In the internal party dispute over the party chairmanship, the mayor of Linz had positioned himself against the incumbent chairman Andreas Babler and had spoken out in favor of the Burgenland SP regional emperor Hans-Peter Doskozil. Now he was vehemently urged by federal party chairman Babler to resign from all political functions. But even as he was free-falling from all offices, Luger still took a stand against Babler and said as he left that the latter’s call for his resignation had played no role at all in his deliberations.

Babler doesn’t have it easy with his long-serving apparatchiks. He hits a brick wall with the district head of the 22nd district, Ernst Newrivy, who is accused of having exploited internal knowledge of impending increases in value when purchasing an allotment plot (the presumption of innocence applies). The latter is clinging to his chair despite investigations by the public prosecutor’s office.

Babler wants image as a “clean party”

Babler wants to position “his new SPÖ” as a clean party. However, cronyism is commonplace, particularly in the political centers of power of the Social Democrats such as Linz and Vienna. From time to time, officials and politicians are exposed and come into conflict with criminal law. Klaus Luger, who has publicly admitted his crime, could also make the acquaintance of the Economic and Corruption Prosecutor’s Office, which is currently investigating whether there is any initial suspicion. Andreas Babler himself probably does not like to be reminded that when he was elected mayor of Traiskirchen, he held the office of head of department and mayor in parallel for a while and also received money for both functions. Although this was not relevant from a criminal law perspective, when it became known to the wider public it created such a skewed image that he immediately gave up his office as head of department.

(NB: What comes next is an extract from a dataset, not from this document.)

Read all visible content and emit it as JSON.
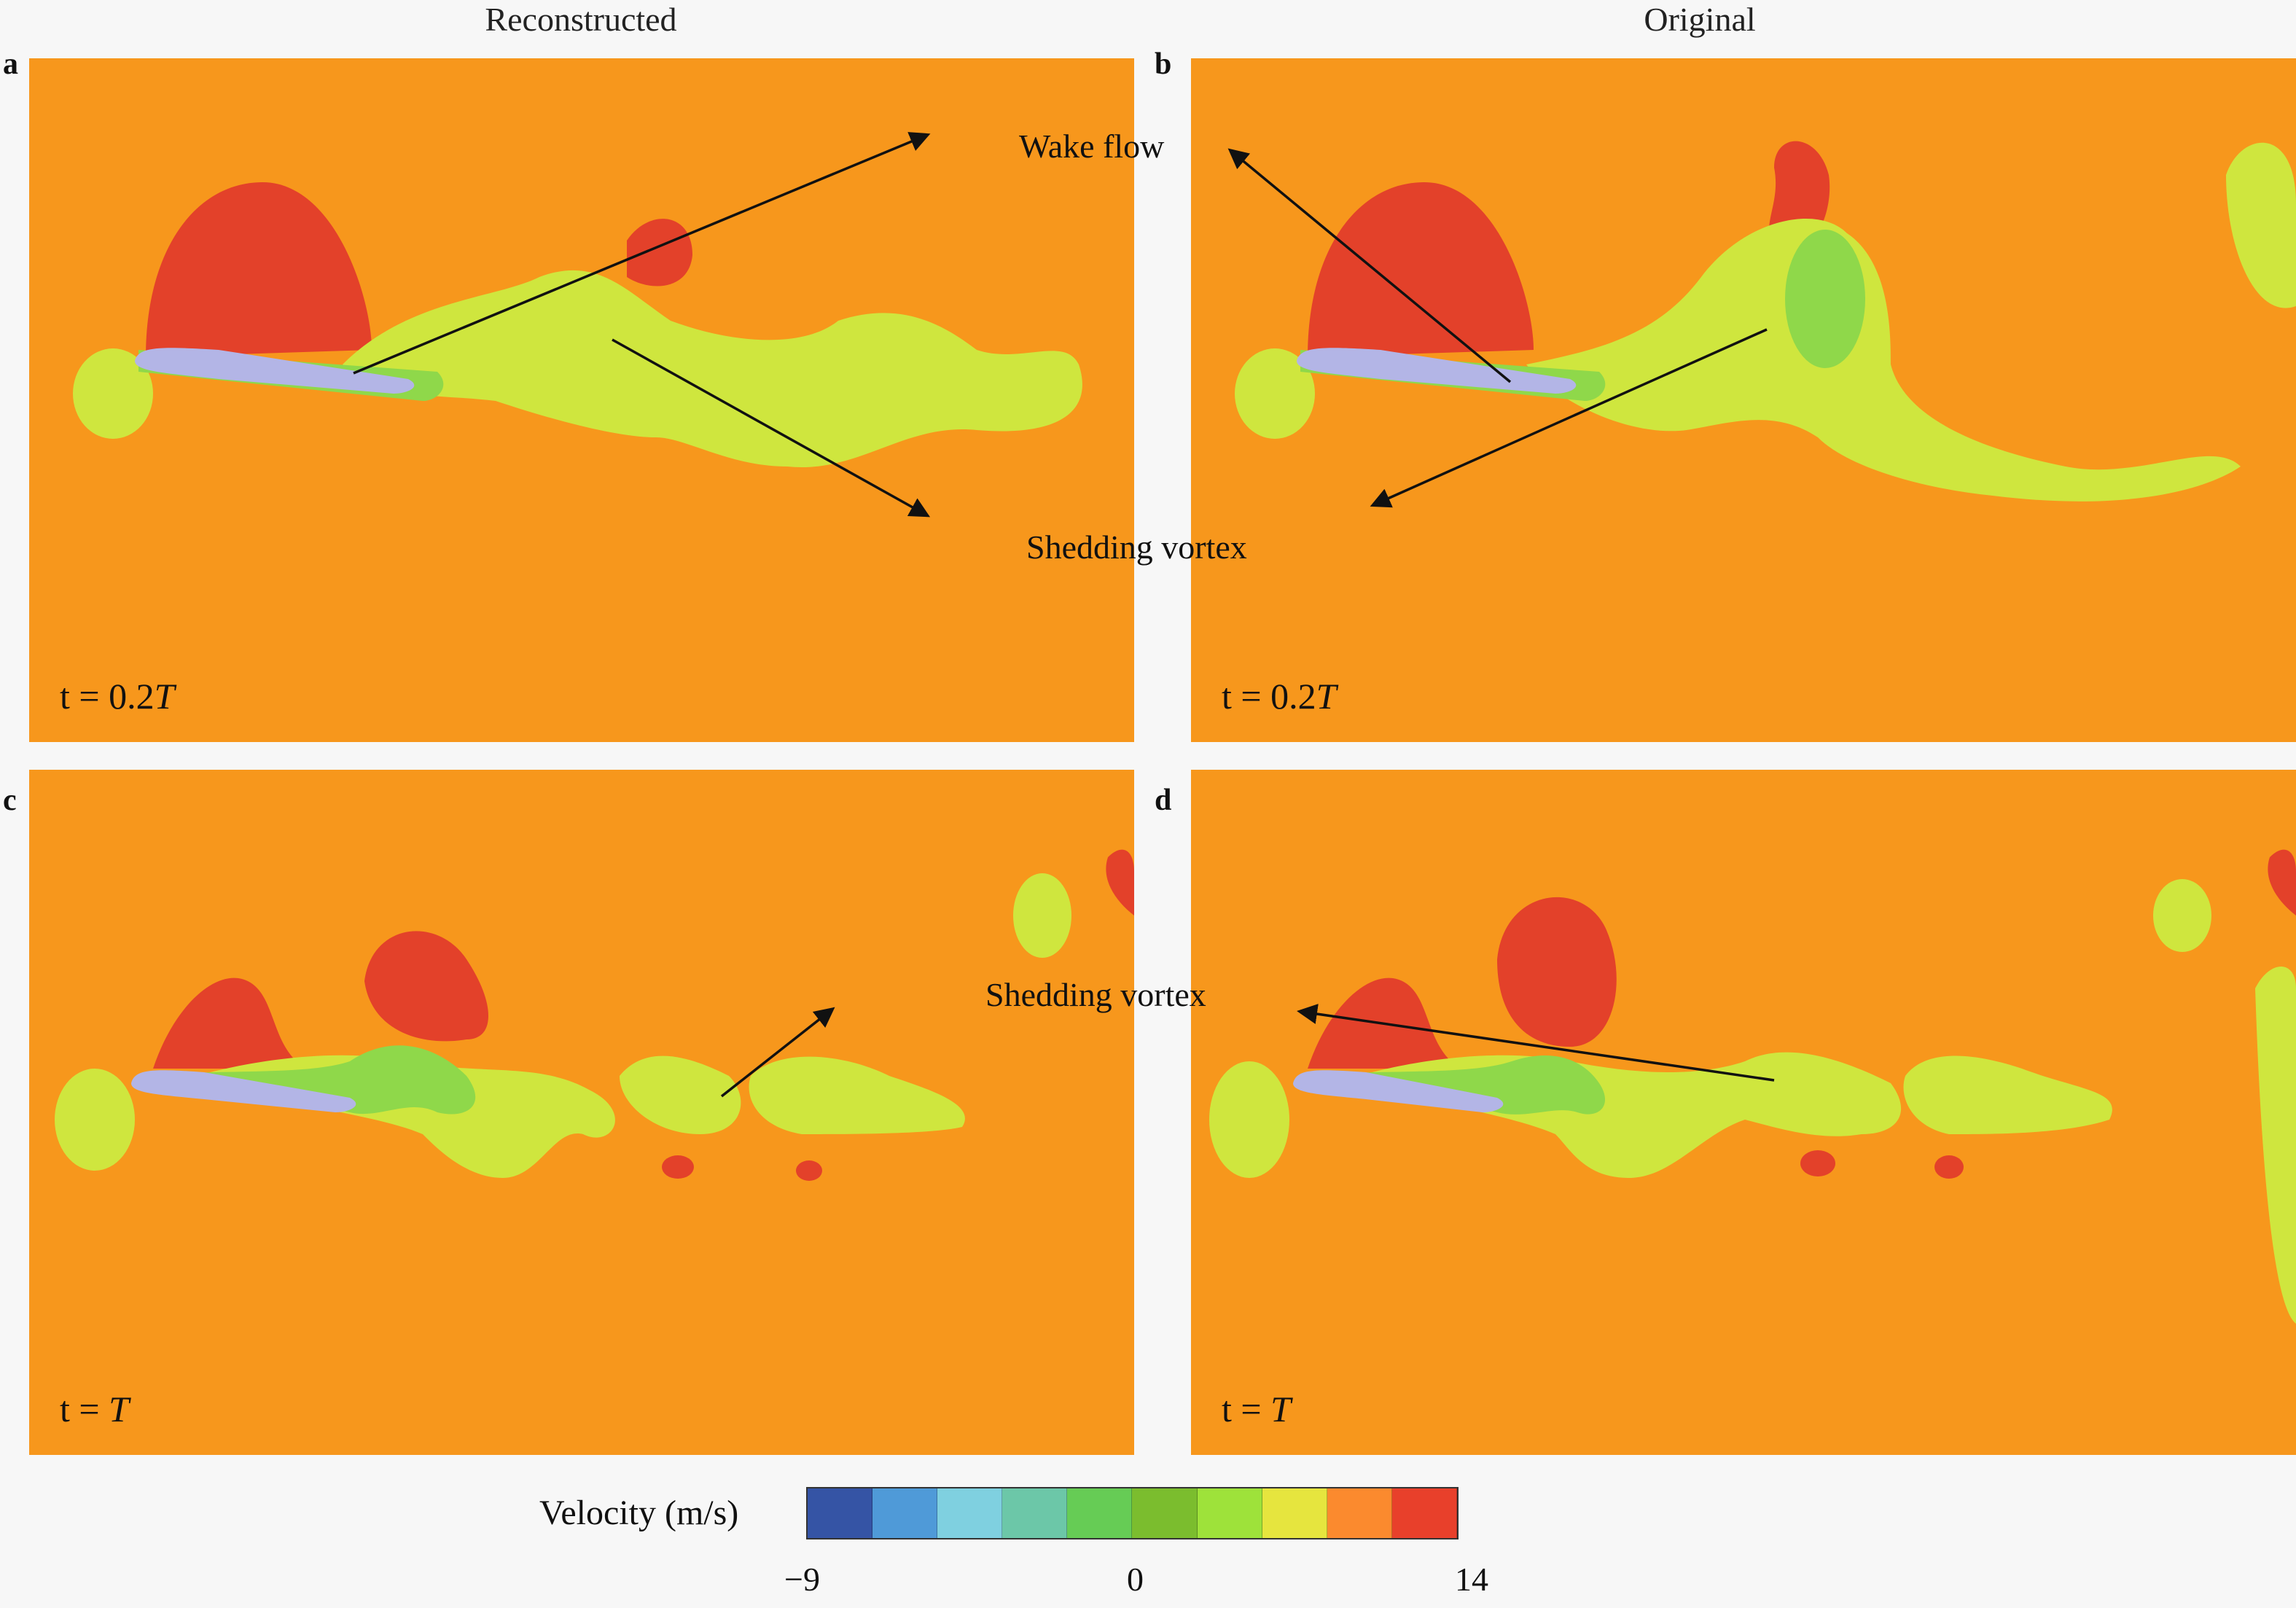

Meanwhile, the turbulence in the SPÖ continues. The second President of the National Council, Doris Bures, a powerful Viennese functionary from the “Liesinger Party” of former Chancellor Werner Faymann, describes Babler’s election program, which had just been approved by the party presidium, as “frivolous”. She says it lacks a realistic political approach to how one wants to govern and the program gets lost in too many details.

A party that wants to provide the future Federal Chancellor looks different.